Depuis que l’Inde et le Pakistan sont officiellement devenus des États nucléaires en 1998, les deux parties ont évité la guerre, à l’exception d’un bref conflit en 1999 à Kargil, alors région du Cachemire sous administration indienne et aujourd’hui partie du territoire indien du Ladakh. Ces dernières années, toutefois, chacun des deux pays s’est aisément laissé aller à recourir à une force conventionnelle limitée, mais croissante, sans franchir le seuil nucléaire. En 2016, après une attaque terroriste dans le Cachemire sous administration indienne qui a tué 19 soldats, des commandos indiens sont entrés dans le Cachemire sous administration pakistanaise pour mener ce que New Delhi a qualifié de « frappes chirurgicales » contre des cibles terroristes. En 2019, après la mort de 40 soldats indiens dans le Cachemire sous administration indienne, l’Inde a lancé, pour la première fois depuis la guerre indo-pakistanaise de 1971, des frappes aériennes limitées au Pakistan, au-delà du Cachemire sous administration pakistanaise. Les Pakistanais ont dépêché des avions de chasse et les deux forces aériennes se sont livrées à un bref combat aérien. Un pilote indien a été abattu et la crise a pris fin après sa libération par le Pakistan.

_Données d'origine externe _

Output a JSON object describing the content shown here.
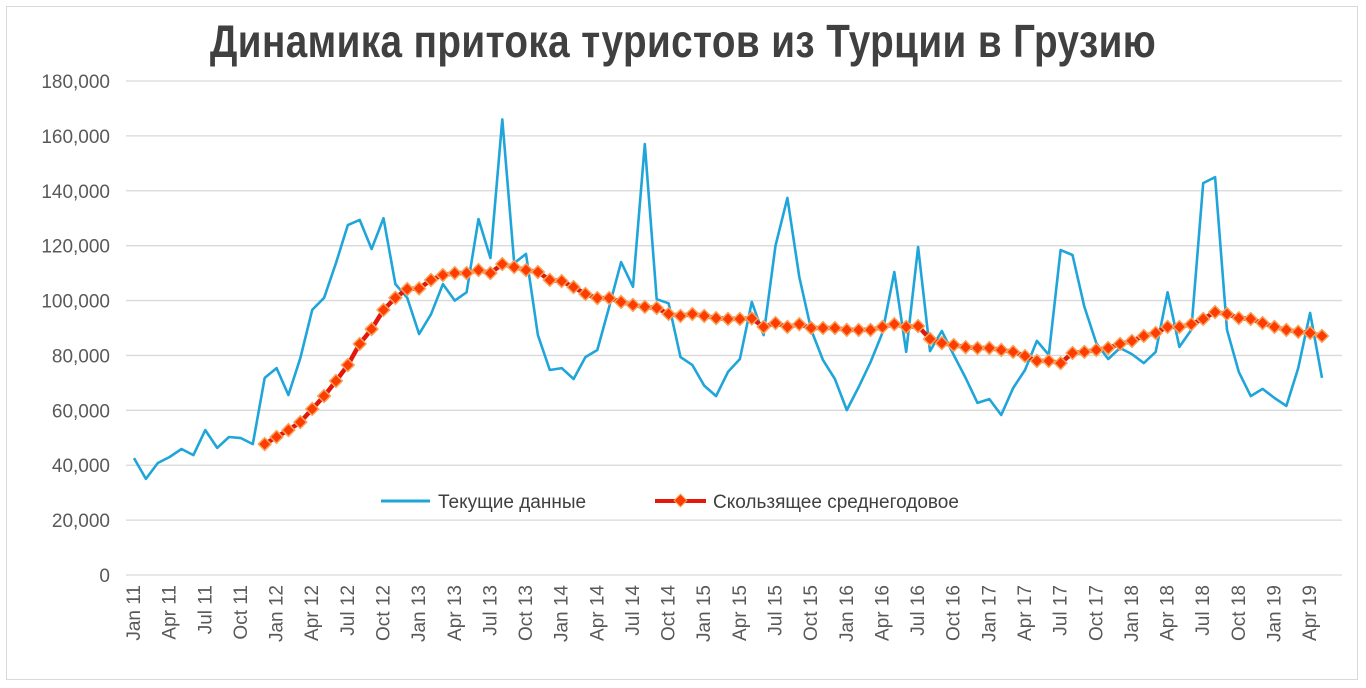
{
  "chart_data": {
    "type": "line",
    "title": "Динамика притока туристов из Турции в Грузию",
    "xlabel": "",
    "ylabel": "",
    "ylim": [
      0,
      180000
    ],
    "y_ticks": [
      "0",
      "20,000",
      "40,000",
      "60,000",
      "80,000",
      "100,000",
      "120,000",
      "140,000",
      "160,000",
      "180,000"
    ],
    "x_tick_labels": [
      "Jan 11",
      "Apr 11",
      "Jul 11",
      "Oct 11",
      "Jan 12",
      "Apr 12",
      "Jul 12",
      "Oct 12",
      "Jan 13",
      "Apr 13",
      "Jul 13",
      "Oct 13",
      "Jan 14",
      "Apr 14",
      "Jul 14",
      "Oct 14",
      "Jan 15",
      "Apr 15",
      "Jul 15",
      "Oct 15",
      "Jan 16",
      "Apr 16",
      "Jul 16",
      "Oct 16",
      "Jan 17",
      "Apr 17",
      "Jul 17",
      "Oct 17",
      "Jan 18",
      "Apr 18",
      "Jul 18",
      "Oct 18",
      "Jan 19",
      "Apr 19"
    ],
    "x_range": [
      "Jan 11",
      "May 19"
    ],
    "x_frequency": "monthly",
    "grid": true,
    "legend_position": "bottom-center (inside plot)",
    "series": [
      {
        "name": "Текущие данные",
        "color": "#1FA5D9",
        "values": [
          42600,
          35000,
          40800,
          43000,
          45900,
          43700,
          52800,
          46300,
          50300,
          49900,
          47700,
          71800,
          75400,
          65600,
          79000,
          96600,
          101000,
          113700,
          127500,
          129400,
          118800,
          130000,
          106000,
          101000,
          87800,
          95000,
          106000,
          100000,
          103000,
          129700,
          115500,
          166000,
          113600,
          117000,
          87400,
          74700,
          75400,
          71400,
          79400,
          82000,
          97700,
          114000,
          105000,
          157000,
          100500,
          99000,
          79400,
          76500,
          69000,
          65200,
          74000,
          78700,
          99500,
          87400,
          120000,
          137400,
          108600,
          89300,
          78300,
          71400,
          60100,
          68500,
          77600,
          88200,
          110400,
          81300,
          119500,
          81600,
          88900,
          80200,
          71800,
          62700,
          64100,
          58300,
          68100,
          74700,
          85300,
          80200,
          118400,
          116600,
          97700,
          84500,
          78700,
          82700,
          80500,
          77200,
          81300,
          103000,
          83100,
          89300,
          142800,
          145000,
          89300,
          74000,
          65200,
          67800,
          64500,
          61600,
          75400,
          95500,
          71800
        ]
      },
      {
        "name": "Скользящее среднегодовое",
        "color": "#E3170A",
        "marker_color": "#FF3C00",
        "marker_edge": "#F7A35C",
        "values": [
          null,
          null,
          null,
          null,
          null,
          null,
          null,
          null,
          null,
          null,
          null,
          47700,
          50300,
          52800,
          55700,
          60500,
          65200,
          70700,
          76500,
          84200,
          89600,
          96600,
          101000,
          104200,
          104400,
          107500,
          109300,
          110000,
          110000,
          111100,
          110000,
          113300,
          112200,
          111100,
          110400,
          107500,
          107100,
          104900,
          102400,
          100900,
          100900,
          99500,
          98400,
          97700,
          97300,
          95100,
          94400,
          95100,
          94400,
          93600,
          93300,
          93300,
          93500,
          90400,
          91800,
          90400,
          91400,
          90000,
          90000,
          90000,
          89300,
          89300,
          89300,
          90400,
          91400,
          90400,
          90700,
          86000,
          84500,
          83800,
          83000,
          82700,
          82700,
          82000,
          81300,
          79800,
          78000,
          78000,
          77200,
          80900,
          81300,
          82000,
          82700,
          84200,
          85300,
          87100,
          88200,
          90400,
          90400,
          91400,
          93300,
          95800,
          95100,
          93600,
          93300,
          91800,
          90400,
          89300,
          88600,
          88200,
          87100
        ]
      }
    ]
  }
}
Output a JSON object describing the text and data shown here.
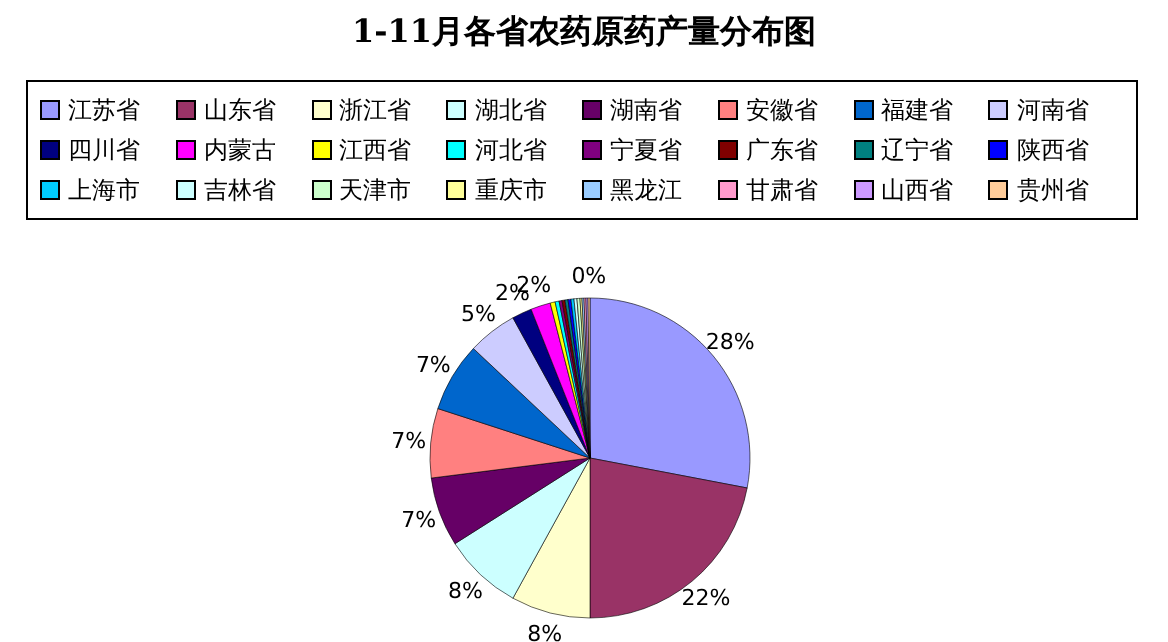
{
  "chart_data": {
    "type": "pie",
    "title": "1-11月各省农药原药产量分布图",
    "categories": [
      "江苏省",
      "山东省",
      "浙江省",
      "湖北省",
      "湖南省",
      "安徽省",
      "福建省",
      "河南省",
      "四川省",
      "内蒙古",
      "江西省",
      "河北省",
      "宁夏省",
      "广东省",
      "辽宁省",
      "陕西省",
      "上海市",
      "吉林省",
      "天津市",
      "重庆市",
      "黑龙江",
      "甘肃省",
      "山西省",
      "贵州省"
    ],
    "values": [
      28,
      22,
      8,
      8,
      7,
      7,
      7,
      5,
      2,
      2,
      0.5,
      0.4,
      0.3,
      0.3,
      0.3,
      0.3,
      0.3,
      0.3,
      0.3,
      0.2,
      0.2,
      0.2,
      0.2,
      0.2
    ],
    "colors": [
      "#9999ff",
      "#993366",
      "#ffffcc",
      "#ccffff",
      "#660066",
      "#ff8080",
      "#0066cc",
      "#ccccff",
      "#000080",
      "#ff00ff",
      "#ffff00",
      "#00ffff",
      "#800080",
      "#800000",
      "#008080",
      "#0000ff",
      "#00ccff",
      "#ccffff",
      "#ccffcc",
      "#ffff99",
      "#99ccff",
      "#ff99cc",
      "#cc99ff",
      "#ffcc99"
    ],
    "value_labels": [
      "28%",
      "22%",
      "8%",
      "8%",
      "7%",
      "7%",
      "7%",
      "5%",
      "2%",
      "2%",
      null,
      null,
      null,
      null,
      null,
      null,
      null,
      null,
      null,
      null,
      null,
      null,
      null,
      "0%"
    ],
    "legend": "top"
  }
}
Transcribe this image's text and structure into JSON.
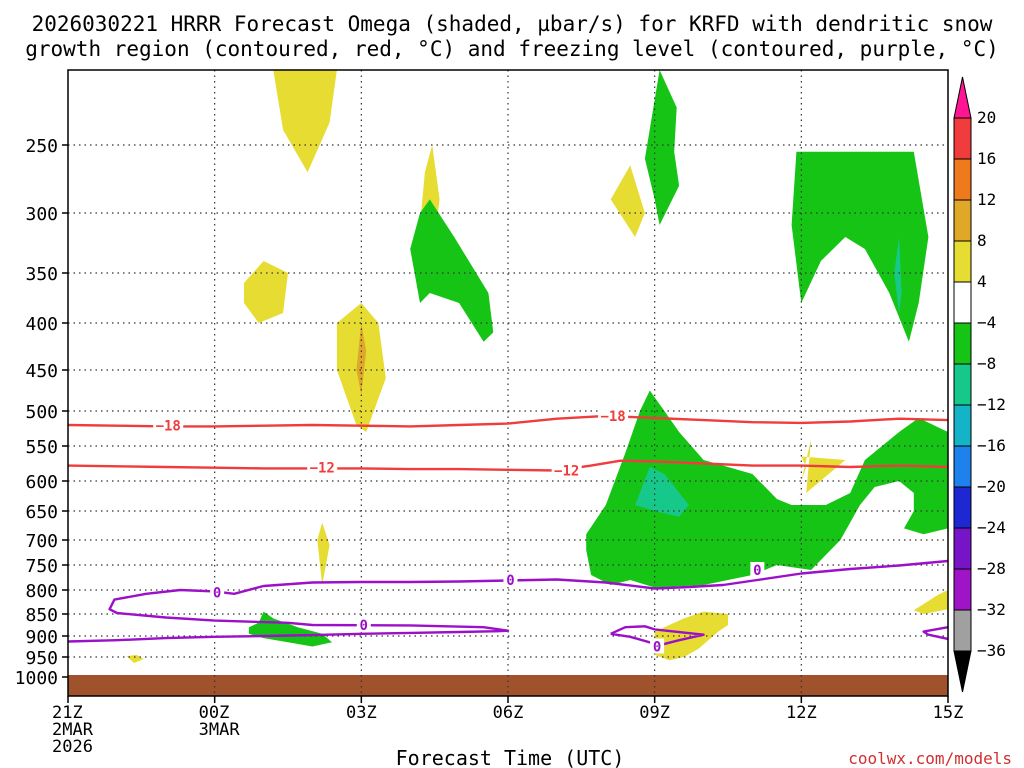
{
  "chart_data": {
    "type": "heatmap",
    "title_line1": "2026030221 HRRR Forecast Omega (shaded, µbar/s) for KRFD with dendritic snow",
    "title_line2": "growth region (contoured, red, °C) and freezing level (contoured, purple, °C)",
    "xlabel": "Forecast Time (UTC)",
    "ylabel": "",
    "credit": "coolwx.com/models",
    "x_range_hours": [
      0,
      18
    ],
    "y_range_hpa": [
      1000,
      200
    ],
    "x_ticks": [
      {
        "h": 0,
        "lines": [
          "21Z",
          "2MAR",
          "2026"
        ]
      },
      {
        "h": 3,
        "lines": [
          "00Z",
          "3MAR"
        ]
      },
      {
        "h": 6,
        "lines": [
          "03Z"
        ]
      },
      {
        "h": 9,
        "lines": [
          "06Z"
        ]
      },
      {
        "h": 12,
        "lines": [
          "09Z"
        ]
      },
      {
        "h": 15,
        "lines": [
          "12Z"
        ]
      },
      {
        "h": 18,
        "lines": [
          "15Z"
        ]
      }
    ],
    "y_ticks": [
      {
        "p": 250,
        "label": "250"
      },
      {
        "p": 300,
        "label": "300"
      },
      {
        "p": 350,
        "label": "350"
      },
      {
        "p": 400,
        "label": "400"
      },
      {
        "p": 450,
        "label": "450"
      },
      {
        "p": 500,
        "label": "500"
      },
      {
        "p": 550,
        "label": "550"
      },
      {
        "p": 600,
        "label": "600"
      },
      {
        "p": 650,
        "label": "650"
      },
      {
        "p": 700,
        "label": "700"
      },
      {
        "p": 750,
        "label": "750"
      },
      {
        "p": 800,
        "label": "800"
      },
      {
        "p": 850,
        "label": "850"
      },
      {
        "p": 900,
        "label": "900"
      },
      {
        "p": 950,
        "label": "950"
      },
      {
        "p": 1000,
        "label": "1000"
      }
    ],
    "colorbar": {
      "labels": [
        "20",
        "16",
        "12",
        "8",
        "4",
        "−4",
        "−8",
        "−12",
        "−16",
        "−20",
        "−24",
        "−28",
        "−32",
        "−36"
      ],
      "colors": [
        "#ff1493",
        "#f03c3c",
        "#ee7a1c",
        "#e0a828",
        "#e6dc32",
        "#ffffff",
        "#16c416",
        "#16c88a",
        "#14b4c8",
        "#1e82ee",
        "#1e28d2",
        "#7814c8",
        "#a014c8",
        "#a0a0a0",
        "#000000"
      ]
    },
    "contours": [
      {
        "name": "dgz-minus18",
        "value": "−18",
        "color": "#f03c3c",
        "points": [
          [
            0,
            520
          ],
          [
            1,
            521
          ],
          [
            2,
            522
          ],
          [
            3,
            522
          ],
          [
            4,
            521
          ],
          [
            5,
            520
          ],
          [
            6,
            521
          ],
          [
            7,
            522
          ],
          [
            8,
            520
          ],
          [
            9,
            518
          ],
          [
            10,
            511
          ],
          [
            11,
            507
          ],
          [
            12,
            510
          ],
          [
            13,
            513
          ],
          [
            14,
            516
          ],
          [
            15,
            517
          ],
          [
            16,
            515
          ],
          [
            17,
            511
          ],
          [
            18,
            513
          ]
        ],
        "labels": [
          {
            "h": 2.05,
            "p": 521
          },
          {
            "h": 11.15,
            "p": 507
          }
        ]
      },
      {
        "name": "dgz-minus12",
        "value": "−12",
        "color": "#f03c3c",
        "points": [
          [
            0,
            578
          ],
          [
            1,
            579
          ],
          [
            2,
            580
          ],
          [
            3,
            581
          ],
          [
            4,
            582
          ],
          [
            5,
            582
          ],
          [
            6,
            582
          ],
          [
            7,
            583
          ],
          [
            8,
            583
          ],
          [
            9,
            584
          ],
          [
            10,
            585
          ],
          [
            10.7,
            578
          ],
          [
            11.3,
            571
          ],
          [
            12,
            572
          ],
          [
            13,
            575
          ],
          [
            14,
            578
          ],
          [
            15,
            578
          ],
          [
            16,
            580
          ],
          [
            17,
            578
          ],
          [
            18,
            580
          ]
        ],
        "labels": [
          {
            "h": 5.2,
            "p": 581
          },
          {
            "h": 10.2,
            "p": 585
          }
        ]
      },
      {
        "name": "freezing-level-0",
        "value": "0",
        "color": "#9b10c8",
        "points": [
          [
            0,
            913
          ],
          [
            1,
            910
          ],
          [
            2,
            905
          ],
          [
            3,
            902
          ],
          [
            4,
            900
          ],
          [
            5,
            898
          ],
          [
            6,
            895
          ],
          [
            7,
            893
          ],
          [
            8,
            891
          ],
          [
            8.8,
            889
          ],
          [
            9,
            888
          ],
          [
            8.5,
            880
          ],
          [
            7,
            876
          ],
          [
            5,
            875
          ],
          [
            4.5,
            870
          ],
          [
            3,
            865
          ],
          [
            2,
            858
          ],
          [
            1,
            848
          ],
          [
            0.85,
            840
          ],
          [
            0.95,
            820
          ],
          [
            1.6,
            808
          ],
          [
            2.3,
            800
          ],
          [
            3,
            803
          ],
          [
            3.4,
            808
          ],
          [
            4,
            792
          ],
          [
            5,
            785
          ],
          [
            6,
            784
          ],
          [
            7,
            784
          ],
          [
            8,
            783
          ],
          [
            9,
            781
          ],
          [
            10,
            779
          ],
          [
            11,
            785
          ],
          [
            12,
            797
          ],
          [
            12.7,
            794
          ],
          [
            13.4,
            790
          ],
          [
            14.1,
            780
          ],
          [
            15,
            767
          ],
          [
            16,
            758
          ],
          [
            17,
            751
          ],
          [
            18,
            742
          ]
        ],
        "labels": [
          {
            "h": 3.05,
            "p": 805
          },
          {
            "h": 6.05,
            "p": 875
          },
          {
            "h": 9.05,
            "p": 780
          },
          {
            "h": 14.1,
            "p": 760
          }
        ]
      },
      {
        "name": "freezing-level-0-b",
        "value": "0",
        "color": "#9b10c8",
        "points": [
          [
            11.1,
            895
          ],
          [
            11.4,
            880
          ],
          [
            11.8,
            878
          ],
          [
            12,
            885
          ],
          [
            13,
            897
          ],
          [
            12.5,
            910
          ],
          [
            12.1,
            922
          ],
          [
            11.5,
            902
          ],
          [
            11.1,
            895
          ]
        ],
        "labels": [
          {
            "h": 12.05,
            "p": 925
          }
        ]
      },
      {
        "name": "freezing-level-0-c",
        "value": "0",
        "color": "#9b10c8",
        "points": [
          [
            18,
            880
          ],
          [
            17.5,
            890
          ],
          [
            17.6,
            897
          ],
          [
            18,
            907
          ]
        ],
        "labels": []
      }
    ],
    "shaded_regions": [
      {
        "name": "omega-pos-a",
        "color": "#e6dc32",
        "points": [
          [
            4.2,
            200
          ],
          [
            4.4,
            240
          ],
          [
            4.9,
            270
          ],
          [
            5.35,
            235
          ],
          [
            5.5,
            200
          ]
        ]
      },
      {
        "name": "omega-pos-b",
        "color": "#e6dc32",
        "points": [
          [
            3.6,
            360
          ],
          [
            4.0,
            340
          ],
          [
            4.5,
            350
          ],
          [
            4.4,
            390
          ],
          [
            3.9,
            400
          ],
          [
            3.6,
            380
          ]
        ]
      },
      {
        "name": "omega-pos-c",
        "color": "#e6dc32",
        "points": [
          [
            5.5,
            450
          ],
          [
            5.5,
            400
          ],
          [
            6.0,
            380
          ],
          [
            6.35,
            400
          ],
          [
            6.5,
            460
          ],
          [
            6.1,
            530
          ],
          [
            5.9,
            520
          ]
        ]
      },
      {
        "name": "omega-pos-c-core",
        "color": "#e0a828",
        "points": [
          [
            6.0,
            400
          ],
          [
            6.1,
            430
          ],
          [
            6.0,
            480
          ],
          [
            5.9,
            450
          ]
        ]
      },
      {
        "name": "omega-pos-d",
        "color": "#e6dc32",
        "points": [
          [
            7.2,
            310
          ],
          [
            7.3,
            270
          ],
          [
            7.45,
            250
          ],
          [
            7.6,
            290
          ],
          [
            7.5,
            320
          ]
        ]
      },
      {
        "name": "omega-pos-e",
        "color": "#e6dc32",
        "points": [
          [
            11.1,
            290
          ],
          [
            11.5,
            265
          ],
          [
            11.8,
            300
          ],
          [
            11.6,
            320
          ]
        ]
      },
      {
        "name": "omega-pos-f",
        "color": "#e6dc32",
        "points": [
          [
            5.1,
            700
          ],
          [
            5.2,
            670
          ],
          [
            5.35,
            710
          ],
          [
            5.2,
            790
          ]
        ]
      },
      {
        "name": "omega-pos-g",
        "color": "#e6dc32",
        "points": [
          [
            12.0,
            890
          ],
          [
            12.6,
            860
          ],
          [
            13.0,
            845
          ],
          [
            13.5,
            850
          ],
          [
            13.5,
            875
          ],
          [
            13.3,
            890
          ],
          [
            12.9,
            930
          ],
          [
            12.6,
            950
          ],
          [
            12.3,
            958
          ],
          [
            12.0,
            945
          ]
        ]
      },
      {
        "name": "omega-pos-h",
        "color": "#e6dc32",
        "points": [
          [
            15.9,
            570
          ],
          [
            15.0,
            565
          ],
          [
            15.1,
            580
          ],
          [
            15.0,
            600
          ],
          [
            15.2,
            540
          ],
          [
            15.1,
            620
          ]
        ]
      },
      {
        "name": "omega-pos-i",
        "color": "#e6dc32",
        "points": [
          [
            17.3,
            842
          ],
          [
            17.8,
            810
          ],
          [
            18,
            800
          ],
          [
            18,
            840
          ],
          [
            17.5,
            850
          ]
        ]
      },
      {
        "name": "omega-pos-j",
        "color": "#e6dc32",
        "points": [
          [
            1.2,
            948
          ],
          [
            1.4,
            945
          ],
          [
            1.55,
            955
          ],
          [
            1.35,
            965
          ]
        ]
      },
      {
        "name": "omega-neg-a",
        "color": "#16c416",
        "points": [
          [
            7.0,
            330
          ],
          [
            7.2,
            300
          ],
          [
            7.4,
            290
          ],
          [
            7.9,
            320
          ],
          [
            8.6,
            370
          ],
          [
            8.7,
            410
          ],
          [
            8.5,
            420
          ],
          [
            8.0,
            380
          ],
          [
            7.4,
            370
          ],
          [
            7.2,
            380
          ]
        ]
      },
      {
        "name": "omega-neg-b",
        "color": "#16c416",
        "points": [
          [
            11.8,
            260
          ],
          [
            12.1,
            200
          ],
          [
            12.45,
            225
          ],
          [
            12.4,
            255
          ],
          [
            12.5,
            280
          ],
          [
            12.1,
            310
          ],
          [
            12.0,
            290
          ]
        ]
      },
      {
        "name": "omega-neg-c",
        "color": "#16c416",
        "points": [
          [
            14.8,
            310
          ],
          [
            14.9,
            255
          ],
          [
            16.5,
            255
          ],
          [
            17.3,
            255
          ],
          [
            17.6,
            320
          ],
          [
            17.4,
            380
          ],
          [
            17.2,
            420
          ],
          [
            16.8,
            370
          ],
          [
            16.3,
            330
          ],
          [
            15.9,
            320
          ],
          [
            15.4,
            340
          ],
          [
            15.0,
            380
          ]
        ]
      },
      {
        "name": "omega-neg-c-core",
        "color": "#16c88a",
        "points": [
          [
            16.9,
            350
          ],
          [
            17.0,
            320
          ],
          [
            17.05,
            370
          ],
          [
            17.0,
            390
          ]
        ]
      },
      {
        "name": "omega-neg-d",
        "color": "#16c416",
        "points": [
          [
            10.6,
            690
          ],
          [
            11.0,
            640
          ],
          [
            11.4,
            560
          ],
          [
            11.7,
            500
          ],
          [
            11.9,
            475
          ],
          [
            12.2,
            500
          ],
          [
            12.5,
            530
          ],
          [
            13.0,
            570
          ],
          [
            14.0,
            590
          ],
          [
            14.5,
            630
          ],
          [
            14.8,
            640
          ],
          [
            15.2,
            640
          ],
          [
            15.5,
            640
          ],
          [
            16.0,
            620
          ],
          [
            16.3,
            570
          ],
          [
            17.0,
            530
          ],
          [
            17.4,
            510
          ],
          [
            18,
            530
          ],
          [
            18,
            680
          ],
          [
            17.5,
            690
          ],
          [
            17.1,
            680
          ],
          [
            17.3,
            650
          ],
          [
            17.3,
            620
          ],
          [
            17.0,
            600
          ],
          [
            16.5,
            610
          ],
          [
            16.2,
            640
          ],
          [
            15.8,
            700
          ],
          [
            15.2,
            760
          ],
          [
            14.5,
            750
          ],
          [
            14.0,
            770
          ],
          [
            13.0,
            790
          ],
          [
            12.0,
            795
          ],
          [
            11.5,
            780
          ],
          [
            11.1,
            790
          ],
          [
            10.7,
            770
          ],
          [
            10.6,
            720
          ]
        ]
      },
      {
        "name": "omega-neg-d-core",
        "color": "#16c88a",
        "points": [
          [
            11.6,
            640
          ],
          [
            11.9,
            580
          ],
          [
            12.2,
            590
          ],
          [
            12.7,
            640
          ],
          [
            12.5,
            660
          ],
          [
            12.0,
            650
          ]
        ]
      },
      {
        "name": "omega-neg-e",
        "color": "#16c416",
        "points": [
          [
            3.7,
            880
          ],
          [
            3.9,
            870
          ],
          [
            4.0,
            845
          ],
          [
            4.2,
            860
          ],
          [
            4.7,
            880
          ],
          [
            5.2,
            895
          ],
          [
            5.4,
            915
          ],
          [
            5.0,
            925
          ],
          [
            4.5,
            915
          ],
          [
            4.0,
            905
          ],
          [
            3.7,
            895
          ]
        ]
      }
    ]
  }
}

Lors des affrontements de cette année, l’Inde a mené plusieurs frappes aériennes dans le Cachemire sous administration pakistanaise et dans la province pakistanaise du Pendjab, ce qui a incité le Pakistan à riposter par ses propres frappes. Chaque camp a envoyé des missiles et des drones sans pilote loin dans le territoire de l’autre, ce qui a conduit à plusieurs frappes sur des sites sensibles, notamment une attaque de missile indienne qui a visé la base aérienne de Nur Khan à Rawalpindi, située à proximité des centres de commandement et de contrôle pakistanais qui supervisent les armes nucléaires du pays.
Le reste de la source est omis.